Is it REALLY time?

Recently, one of my fellow HerCampus-Hampton U team members outlined her displeasures with our school, Hampton University. I do not believe that we attend a perfect school, however I believe that the good outweighs the bad. Many times I complain to my parents about what I believe is unfair and unjust on this campus. Nevertheless, I have tried to learn a lesson from each of my highs and lows on campus. Unlike It’s Time , I hope to highlight the benefits of going to Hampton University and show how ones’ woes can be another’s benefit.

  1. Tradition-

Throughout It’s Time, Joyce Glen pointed out many traditions that were placed during our foundation in 1868 still take place today. However, many of these traditions and guidelines are to prepare us for life beyond Hampton University. For example, during your first semester of freshmen year you are placed on curfew. In my opinion, this gives students time to process your new college environment and foster relationships in the dorm. My first semester I was able to understand the concept of time management while developing some of my closest friendships. Another example Glenn used was our dress code. Obviously, as a college freshmen being told what you can and cannot wear is not appealing. Nevertheless, as African-Americans we are constantly being judged by our White counterparts on our appearance. One of my professors once said to be able to sit at the table with decision makers you must look like the others at the table. This dress code allows us to be prepared to be able to sit at the table with decision makers to voice our ideas and concerns on various matters. Overall, I believe that these traditions are implemented to help us become innovate leaders in the world.  

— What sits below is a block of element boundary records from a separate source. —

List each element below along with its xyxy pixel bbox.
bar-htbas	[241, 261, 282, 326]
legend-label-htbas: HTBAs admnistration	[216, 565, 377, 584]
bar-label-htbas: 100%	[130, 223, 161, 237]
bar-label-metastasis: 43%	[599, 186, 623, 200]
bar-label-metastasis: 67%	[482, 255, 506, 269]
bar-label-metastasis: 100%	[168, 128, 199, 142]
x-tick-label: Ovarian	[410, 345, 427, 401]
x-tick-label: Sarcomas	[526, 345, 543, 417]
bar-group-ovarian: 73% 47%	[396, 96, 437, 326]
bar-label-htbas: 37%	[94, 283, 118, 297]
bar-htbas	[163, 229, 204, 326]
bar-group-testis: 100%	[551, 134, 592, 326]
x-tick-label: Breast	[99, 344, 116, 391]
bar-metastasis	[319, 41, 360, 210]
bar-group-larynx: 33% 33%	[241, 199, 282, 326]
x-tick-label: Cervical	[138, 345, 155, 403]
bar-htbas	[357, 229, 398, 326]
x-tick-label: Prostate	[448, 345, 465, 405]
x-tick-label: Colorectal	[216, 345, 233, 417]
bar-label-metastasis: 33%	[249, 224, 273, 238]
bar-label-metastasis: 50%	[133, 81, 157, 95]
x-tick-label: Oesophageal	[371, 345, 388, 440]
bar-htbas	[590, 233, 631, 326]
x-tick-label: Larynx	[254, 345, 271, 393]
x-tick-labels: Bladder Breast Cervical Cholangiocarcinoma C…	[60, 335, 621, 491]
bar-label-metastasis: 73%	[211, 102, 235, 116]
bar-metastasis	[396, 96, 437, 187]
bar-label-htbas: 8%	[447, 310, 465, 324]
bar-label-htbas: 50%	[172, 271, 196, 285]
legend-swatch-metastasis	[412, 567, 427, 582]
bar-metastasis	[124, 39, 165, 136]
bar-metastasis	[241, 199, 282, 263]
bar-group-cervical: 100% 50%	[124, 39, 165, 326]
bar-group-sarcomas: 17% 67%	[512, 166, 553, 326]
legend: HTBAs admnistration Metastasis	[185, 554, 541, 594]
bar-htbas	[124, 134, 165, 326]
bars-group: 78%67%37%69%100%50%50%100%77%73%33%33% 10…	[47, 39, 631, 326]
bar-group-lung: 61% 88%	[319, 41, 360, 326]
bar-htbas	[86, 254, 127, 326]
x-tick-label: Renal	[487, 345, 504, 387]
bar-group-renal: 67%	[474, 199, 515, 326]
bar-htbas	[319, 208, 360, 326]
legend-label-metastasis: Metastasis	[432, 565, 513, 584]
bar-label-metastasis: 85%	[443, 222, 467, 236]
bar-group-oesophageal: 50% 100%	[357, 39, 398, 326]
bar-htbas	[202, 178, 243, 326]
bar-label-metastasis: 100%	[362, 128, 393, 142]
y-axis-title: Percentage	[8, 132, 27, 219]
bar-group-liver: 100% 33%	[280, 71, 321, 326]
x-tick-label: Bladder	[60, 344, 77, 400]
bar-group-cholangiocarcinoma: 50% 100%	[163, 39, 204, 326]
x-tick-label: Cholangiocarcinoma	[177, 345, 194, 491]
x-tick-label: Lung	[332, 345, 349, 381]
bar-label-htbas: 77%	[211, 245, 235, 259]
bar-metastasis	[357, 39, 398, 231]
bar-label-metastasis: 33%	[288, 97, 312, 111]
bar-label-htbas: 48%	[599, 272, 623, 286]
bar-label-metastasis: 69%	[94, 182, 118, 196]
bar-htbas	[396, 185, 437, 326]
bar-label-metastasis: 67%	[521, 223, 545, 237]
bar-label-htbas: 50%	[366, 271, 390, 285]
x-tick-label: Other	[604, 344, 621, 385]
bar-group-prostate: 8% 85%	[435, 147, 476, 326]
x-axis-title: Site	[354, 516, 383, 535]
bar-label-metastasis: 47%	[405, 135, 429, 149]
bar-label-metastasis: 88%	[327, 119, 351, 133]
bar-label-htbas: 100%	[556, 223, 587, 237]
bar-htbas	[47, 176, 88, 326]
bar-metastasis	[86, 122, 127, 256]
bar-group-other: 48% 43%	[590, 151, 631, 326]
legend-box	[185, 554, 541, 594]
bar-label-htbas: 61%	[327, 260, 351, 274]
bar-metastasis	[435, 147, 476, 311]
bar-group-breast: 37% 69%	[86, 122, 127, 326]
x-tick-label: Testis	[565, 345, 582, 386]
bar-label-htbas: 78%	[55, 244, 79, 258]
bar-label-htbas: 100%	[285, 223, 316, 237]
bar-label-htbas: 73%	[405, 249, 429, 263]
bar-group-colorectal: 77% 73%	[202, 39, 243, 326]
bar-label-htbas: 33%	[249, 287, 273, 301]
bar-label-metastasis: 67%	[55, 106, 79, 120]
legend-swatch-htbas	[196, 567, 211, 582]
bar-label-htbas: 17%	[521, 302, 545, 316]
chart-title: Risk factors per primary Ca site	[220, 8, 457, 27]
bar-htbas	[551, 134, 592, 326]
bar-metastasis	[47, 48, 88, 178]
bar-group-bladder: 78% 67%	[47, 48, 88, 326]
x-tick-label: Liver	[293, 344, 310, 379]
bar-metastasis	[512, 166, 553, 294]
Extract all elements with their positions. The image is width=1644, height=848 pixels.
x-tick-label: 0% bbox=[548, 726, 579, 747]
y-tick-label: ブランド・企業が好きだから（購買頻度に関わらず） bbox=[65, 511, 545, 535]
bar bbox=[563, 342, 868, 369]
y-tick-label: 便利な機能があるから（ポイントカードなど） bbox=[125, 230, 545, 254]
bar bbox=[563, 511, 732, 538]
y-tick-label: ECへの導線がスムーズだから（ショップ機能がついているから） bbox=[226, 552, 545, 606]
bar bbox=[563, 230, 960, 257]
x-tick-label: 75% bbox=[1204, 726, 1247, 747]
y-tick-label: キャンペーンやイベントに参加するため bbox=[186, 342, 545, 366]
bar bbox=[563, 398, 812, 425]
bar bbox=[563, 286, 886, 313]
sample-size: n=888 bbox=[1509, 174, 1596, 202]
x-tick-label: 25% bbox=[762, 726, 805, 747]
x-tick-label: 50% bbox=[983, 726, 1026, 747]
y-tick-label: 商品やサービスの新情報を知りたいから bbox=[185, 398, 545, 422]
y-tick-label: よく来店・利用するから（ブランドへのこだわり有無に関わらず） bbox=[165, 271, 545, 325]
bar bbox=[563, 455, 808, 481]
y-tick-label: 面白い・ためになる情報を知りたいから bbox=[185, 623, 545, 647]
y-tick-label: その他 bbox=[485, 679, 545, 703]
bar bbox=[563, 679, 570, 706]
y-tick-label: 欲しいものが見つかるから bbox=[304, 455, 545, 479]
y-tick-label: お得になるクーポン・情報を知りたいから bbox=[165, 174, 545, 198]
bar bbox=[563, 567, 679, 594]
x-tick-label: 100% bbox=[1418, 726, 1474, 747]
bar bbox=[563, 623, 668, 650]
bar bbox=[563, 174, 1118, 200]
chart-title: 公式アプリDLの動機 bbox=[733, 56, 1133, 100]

  1. Supportive Professors

Glen mentioned that she has had nasty attitudes and comments directed towards her from administrators. First-hand, I can say that all faculty and staff are not the nicest towards students. However, this is the real world and everyone will not be as helpful as you need them to be. Hampton has taught me that I am not entitled to someone “being nice” to me and giving me all the answers. Sometimes I have to dig for answers from the nastiest of people, but I know this will prepare me for the real world. Moreover, on this campus the “nice” faculty outweigh the “mean” faculty. Throughout my experience I have had dorm directors pray with me during illness and advisors spend three hours going over internship applications. I have also been able to sit in professors’ offices for hours venting about my woes on campus and simply just life. When I talk to friends on other campuses they do not have this luxury. If it was not for my supportive faculty and staff here on campus I would not have been able to survive here at Hampton.

  1. Notable Alumni

This past homecoming I had the pleasure of volunteering at a 40 under 40 event. The alumni office highlighted 40 alumni who have flourished within their careers and community. I was able to meet DJs who supported notable artist and lawyers who are making strides in the legal realm. This opportunity allowed me to see what the benefits of our Hampton traditions. These alumni were surpassing their colleagues because they could simply manage their time or dress professionally. Furthermore, when talking with the alumni they encouraged me to email them my resume and cover letter for future endeavors.  This shows that they want to support current Hampton students with their passions and goals. The alumni are one key reason why I fell in love with Hampton, because they are so generous towards current students.

  1. Organizations

I learned quickly to succeed at Hampton University you must be involved on campus. These involvements distract you from non-renovated dorms. Our campus gives all students a chance to get in involved somehow. We have a broad range of organizations throughout campus. Through my involvements I have been able to learn from my fellow Hamptonians. My thoughts have been challenged through these organization’s discussion or activities. Moreover, my leadership skills have grown tremendously. Some organizations have forced me to lead individuals who I would not have associated with on campus and work in unfamiliar circumstances. In addition to academics, I believe that the organizations you join shape your college experience.

  1. HBCU Experience

I LOVE MY HBCU EXPERIENCE! I am forever grateful for the HBCU experience Hampton University has given me. My professors have taught me how to navigate my professions as a minority. First-hand I have learned from a former MTV executive and practicing lawyers. Each day I get to walk into a classroom full of the brightest Black students in the world. My professors and peers have proven that all Black people are not the same. We all come from different perspectives of life and contribute a different opinion to various conversations. These daily interactions have shaped how I think about the world and what to change it.

In It’s Time, Glen outlined her woes about our university. It did not take a deeper look into how her woes could potentially benefit her in the future. She also failed to highlight many of the benefits on campus that have created notable alumni such as Anita Blanton and Wanda Sykes.  I agree with Joyce Glenn that our university is not perfect. I have been able to learn how to use my relationships, organizations, and experiences to better campus life for myself and others.

So, no I do not think it is time for the university to change its traditions. I think it is time for us to stop complaining and learn from the lessons Hampton is throwing at us each day.